On election night in May last year, Prime Minister Anthony Albanese said his government was committed to implementing the Uluru Statement from the Heart in full – being Voice, Treaty and Truth.

“I gave my word to the Aboriginal and Torres Strait Islander leaders and elders who had poured their hopes and aspirations into that extraordinary statement. I spoke to the people from all walks of life and all sides of politics, the people of every faith and background and tradition, who had embraced this cause. I promised our Government would seek to answer the generous and gracious call of those 440 powerful words through a Voice, recognition, enshrined in the Constitution.”

“I never imagined or indeed said that it would be easy. Very few things in public life worth doing are. Nor could I guarantee the referendum would succeed. History told us that only eight out of 44 had done so. What I could promise was that we would go all in, that we would try. And we have.

“We have given Aboriginal and Torres Strait Islander people the fulfilment of their request that we take forward an idea that had been decades in the making, and we would give the Australian people the opportunity to decide for themselves. We have kept that promise. We have given our all.

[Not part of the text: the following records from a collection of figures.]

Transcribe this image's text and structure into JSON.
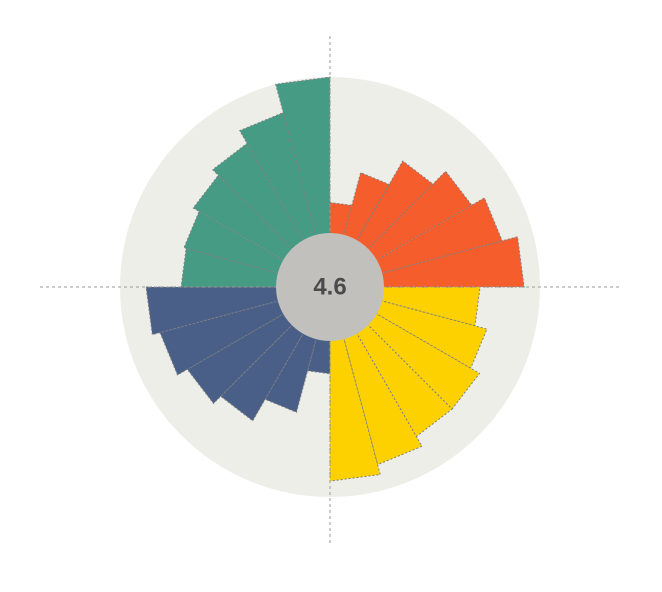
{
  "chart_data": {
    "type": "bar",
    "subtype": "radial",
    "center_label": "4.6",
    "grid": false,
    "legend": "none",
    "colors": {
      "background_disc": "#eeeee9",
      "center_circle": "#c1c0bd",
      "axis_lines": "#9a9a9a"
    },
    "scale": {
      "max": 10
    },
    "series": [
      {
        "color": "#f65d2d",
        "values": [
          1.35,
          2.85,
          4.05,
          4.85,
          5.5,
          6.2
        ]
      },
      {
        "color": "#fdd100",
        "values": [
          4.25,
          4.8,
          5.25,
          5.25,
          5.75,
          6.2
        ]
      },
      {
        "color": "#4a5f87",
        "values": [
          1.45,
          3.35,
          4.45,
          4.9,
          5.4,
          5.75
        ]
      },
      {
        "color": "#469b85",
        "values": [
          4.2,
          4.3,
          4.6,
          4.95,
          5.6,
          6.9
        ]
      }
    ]
  }
}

We argued for this change not out of convenience but from conviction, because that’s what people deserve from their Government. And of course, when you do the hard things, when you aim high, sometimes you fall short. And tonight, we acknowledge, understand and respect that we have,” the Prime Minister said.

Mr Albanese said he accepted responsibility for the decision to take the Voice to a public referendum.

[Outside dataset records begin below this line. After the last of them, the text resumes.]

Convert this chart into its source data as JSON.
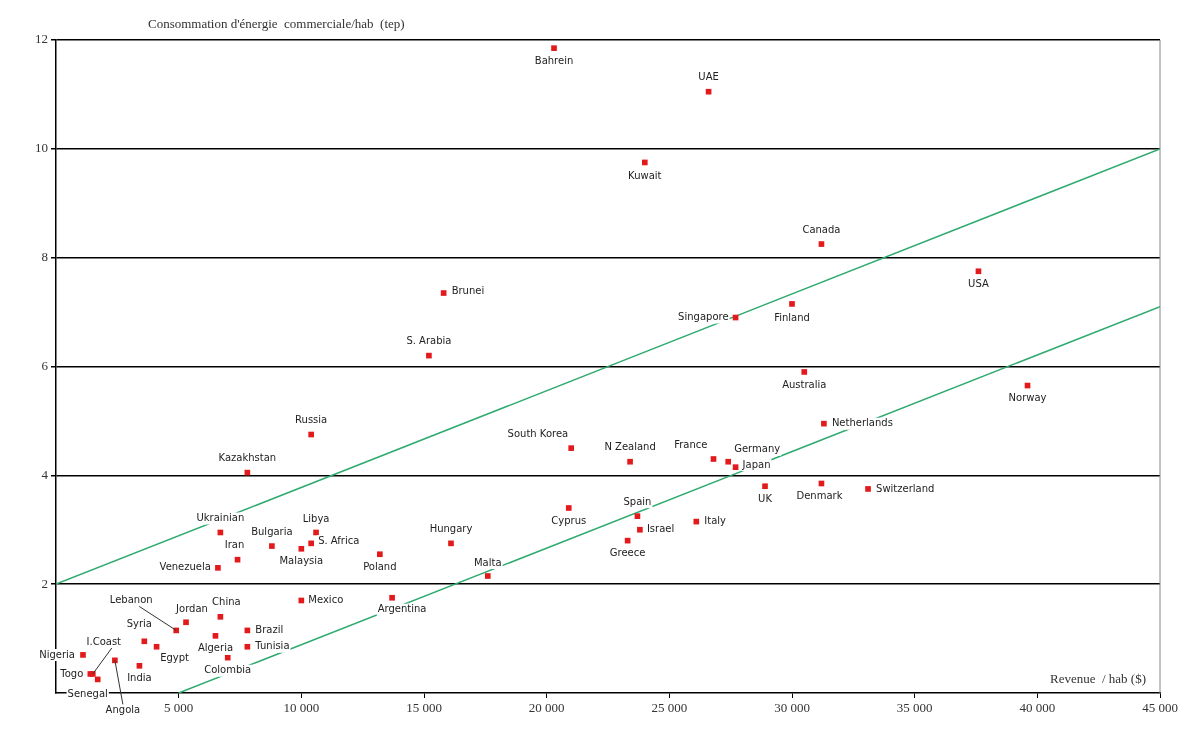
{
  "chart_data": {
    "type": "scatter",
    "xlabel": "Revenue  / hab ($)",
    "ylabel": "Consommation d'énergie  commerciale/hab  (tep)",
    "xlim": [
      0,
      45000
    ],
    "ylim": [
      0,
      12
    ],
    "xticks": [
      {
        "value": 5000,
        "label": "5 000"
      },
      {
        "value": 10000,
        "label": "10 000"
      },
      {
        "value": 15000,
        "label": "15 000"
      },
      {
        "value": 20000,
        "label": "20 000"
      },
      {
        "value": 25000,
        "label": "25 000"
      },
      {
        "value": 30000,
        "label": "30 000"
      },
      {
        "value": 35000,
        "label": "35 000"
      },
      {
        "value": 40000,
        "label": "40 000"
      },
      {
        "value": 45000,
        "label": "45 000"
      }
    ],
    "yticks": [
      2,
      4,
      6,
      8,
      10,
      12
    ],
    "grid": "y",
    "legend": false,
    "series": [
      {
        "marker": "square",
        "color": "#e31a1c",
        "x": [
          20300,
          26600,
          24000,
          31200,
          37600,
          15800,
          30000,
          27700,
          15200,
          30500,
          39600,
          31300,
          10400,
          21000,
          23400,
          26800,
          27400,
          27700,
          7800,
          28900,
          31200,
          33100,
          20900,
          23700,
          26100,
          23800,
          23300,
          6700,
          10600,
          10400,
          8800,
          16100,
          10000,
          13200,
          7400,
          6600,
          17600,
          10000,
          13700,
          6700,
          5300,
          4900,
          7800,
          6500,
          3600,
          7800,
          4100,
          7000,
          3400,
          1100,
          2400,
          1400,
          1700,
          1500
        ],
        "values": [
          11.85,
          11.05,
          9.75,
          8.25,
          7.75,
          7.35,
          7.15,
          6.9,
          6.2,
          5.9,
          5.65,
          4.95,
          4.75,
          4.5,
          4.25,
          4.3,
          4.25,
          4.15,
          4.05,
          3.8,
          3.85,
          3.75,
          3.4,
          3.25,
          3.15,
          3.0,
          2.8,
          2.95,
          2.95,
          2.75,
          2.7,
          2.75,
          2.65,
          2.55,
          2.45,
          2.3,
          2.15,
          1.7,
          1.75,
          1.4,
          1.3,
          1.15,
          1.15,
          1.05,
          0.95,
          0.85,
          0.85,
          0.65,
          0.5,
          0.7,
          0.6,
          0.35,
          0.25,
          0.35
        ],
        "value_labels": [
          "Bahrein",
          "UAE",
          "Kuwait",
          "Canada",
          "USA",
          "Brunei",
          "Finland",
          "Singapore",
          "S. Arabia",
          "Australia",
          "Norway",
          "Netherlands",
          "Russia",
          "South Korea",
          "N Zealand",
          "France",
          "Germany",
          "Japan",
          "Kazakhstan",
          "UK",
          "Denmark",
          "Switzerland",
          "Cyprus",
          "Spain",
          "Italy",
          "Israel",
          "Greece",
          "Ukrainian",
          "Libya",
          "S. Africa",
          "Bulgaria",
          "Hungary",
          "Malaysia",
          "Poland",
          "Iran",
          "Venezuela",
          "Malta",
          "Mexico",
          "Argentina",
          "China",
          "Jordan",
          "Lebanon",
          "Brazil",
          "Algeria",
          "Syria",
          "Tunisia",
          "Egypt",
          "Colombia",
          "India",
          "Nigeria",
          "Angola",
          "Togo",
          "Senegal",
          "I.Coast"
        ]
      },
      {
        "type": "line",
        "color": "#2eaa6e",
        "x": [
          0,
          45000
        ],
        "values": [
          2,
          10
        ]
      },
      {
        "type": "line",
        "color": "#2eaa6e",
        "x": [
          5000,
          45000
        ],
        "values": [
          0,
          7.1
        ]
      }
    ]
  }
}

“I want Australians to know that I will always be ambitious for our country, ambitious for us to be the very best version of ourselves. I will always be optimistic for what we can achieve together. In that spirit, just as I offered many times to co-operate with people from across the political spectrum on the next steps in the event of a Yes victory, I renew that offer of cooperation tonight. Because this moment of disagreement does not define us. And it will not divide us. We are not Yes voters or No voters. We are all Australians. And it is as Australians, together, that we must take our country beyond this debate without forgetting why we had it in the first place.”

“…I will always stand up for my beliefs. It’s now up to all of us to come together and find a different way to the same reconciled destination. I am optimistic that we can. And indeed, that we must. There is a new national awareness of these questions. Let us channel that into a new sense of national purpose to find the answers. The proposition we advanced at this referendum was about listening to people in order to get better outcomes, and these principles are what will continue to guide me as Australia’s 31st Prime Minister.”

He said the government would continue to seek better outcomes for Indigenous Australians and their children and the generations to come.

“This is not only in the interests of Indigenous Australians. It is in the interest of all Australians to build a better future for our nation.”